Arts Workers of Color in Los Angeles Earn 35 Percent Less in Wages Than Their White Colleagues, a New Study Finds
Meanwhile, entry-level workers across the sector are paid below the living wage, regardless of race.
Los Angeles arts workers who identify as Black, Indigenous, or as People of Color (BIPOC) make less than their white counterparts on average, a new study released today found. Additionally, entry-level workers across the sector are paid wages lower than the cost of living in the area, regardless of race.
The report, which was put together by the L.A. County Department of Arts and Culture with the Center for Business and Management of the Arts (CBMArts) at Claremont Graduate University, sought to quantify the disparity in wages among the region’s creative workforce, and study its effects on individuals.
On average, entry-level arts administrators in Los Angeles County earn $36,847 annually—a figure that’s higher than the $31,200 minimum wage in the area, but lower than the living wage of $40,200, according to the MIT Living Wage Calculator.
BIPOC respondents from the same group reported an average income of just $32,027, while white arts workers earned $43,437, or 35 percent more.
“I wasn’t surprised that earnings are low or that we found differences in earnings, but the gap was wider than I expected,” Bronwyn Mauldin, the Department of Arts and Culture’s director of research and evaluation, who co-led the study, said in an email to Artnet News.
The study was proposed by Cobi Krieger, a CBMArts student, in his final paper for a research methods class. Impressed by his tact, Mauldin, who taught the class, hired Krieger to realize the study.

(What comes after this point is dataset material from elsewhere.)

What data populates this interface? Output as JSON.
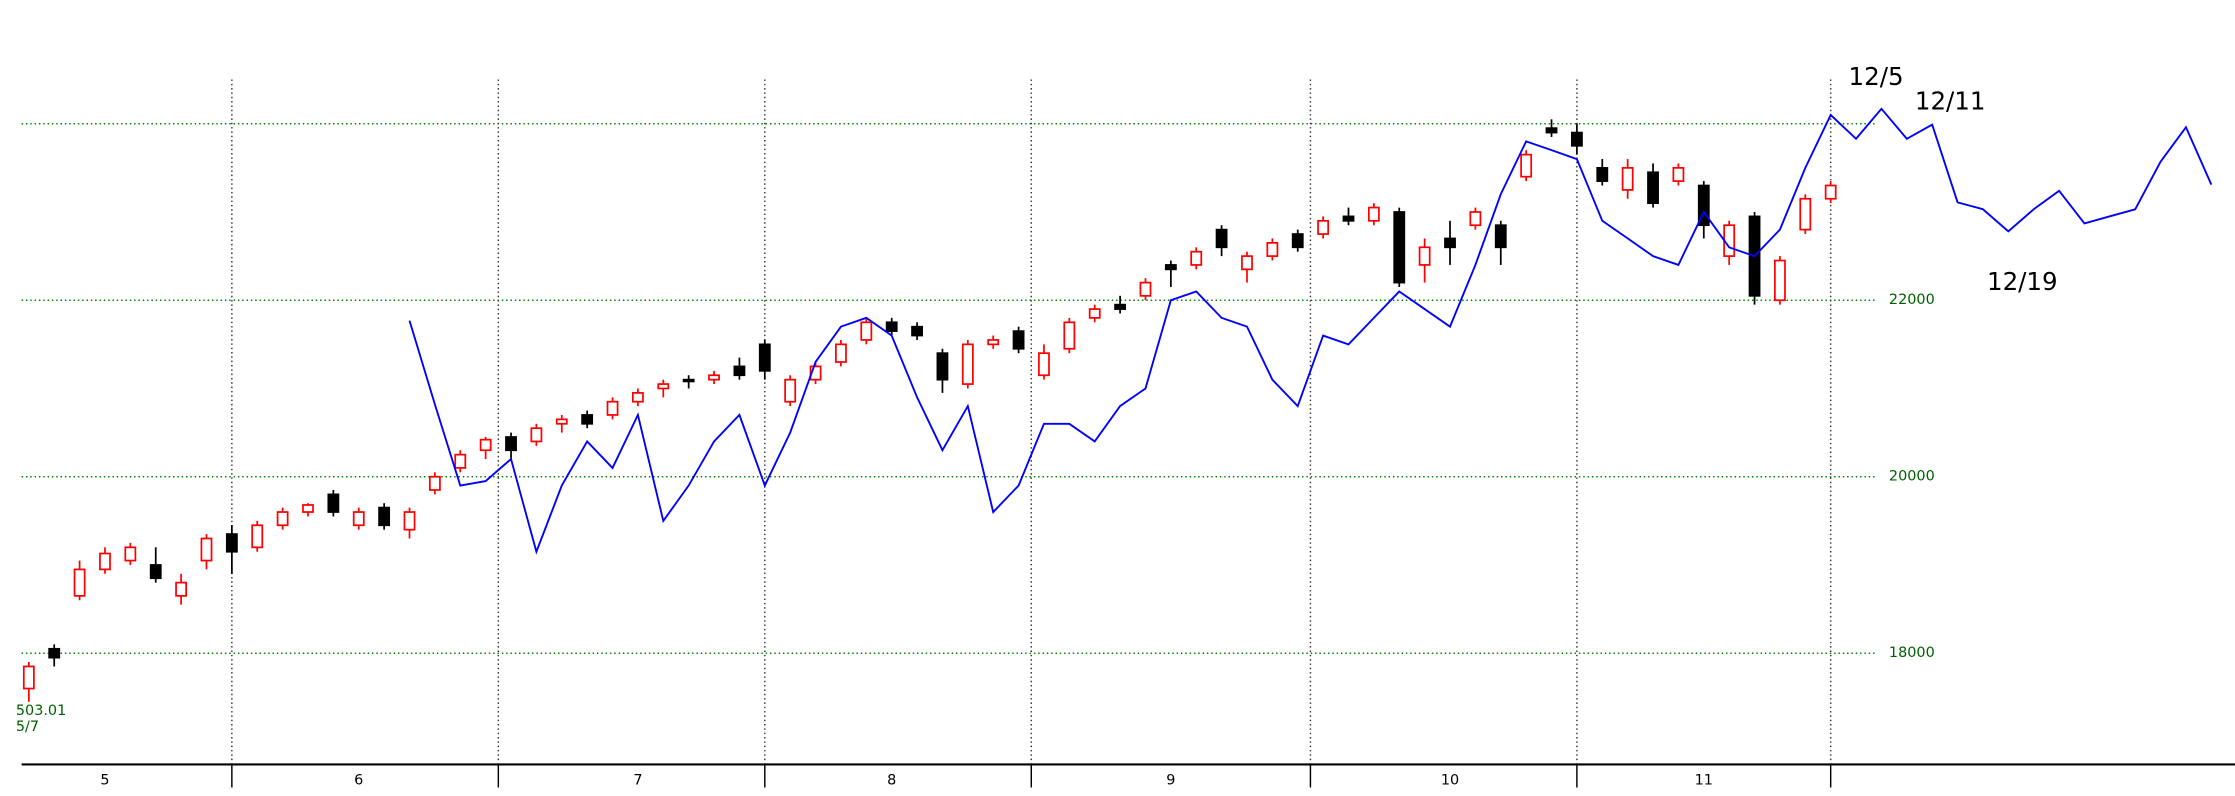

More than half of respondents were in their 20s, while another 29 percent were in their 30s. Three-fourths of those surveyed were female, and 43 percent were white. Ninety-three percent had a bachelor’s or master’s degree, and yet 70 percent of the group worked for an hourly wage rather than a salary.
To make ends meet, surveyees said they relied on income from assistance from secondary non-arts jobs (23 percent) and scholarships and grants (8 percent).
But the biggest factor for many was family aid: 35 percent of respondents reported receiving such help.
“The role of family and generational wealth in supporting arts administrators early in their careers really stood out to me,” Mauldin added. “I’d like to get a better understanding of how that plays out as a barrier or facilitator throughout a person’s career in the arts.”
The 90-plus page report concludes with a series of recommendations for arts organizations and funders to address the disparity in pay, including conducting an internal demographic analysis of salaries, contracts, and fees; exploring debt relief programs for staff; and incorporating pay equity into grant requirements.
“Many of the recommendations came from the entry-level arts administrators we interviewed,” Mauldin explained. “Others were suggested directly by the quantitative data.”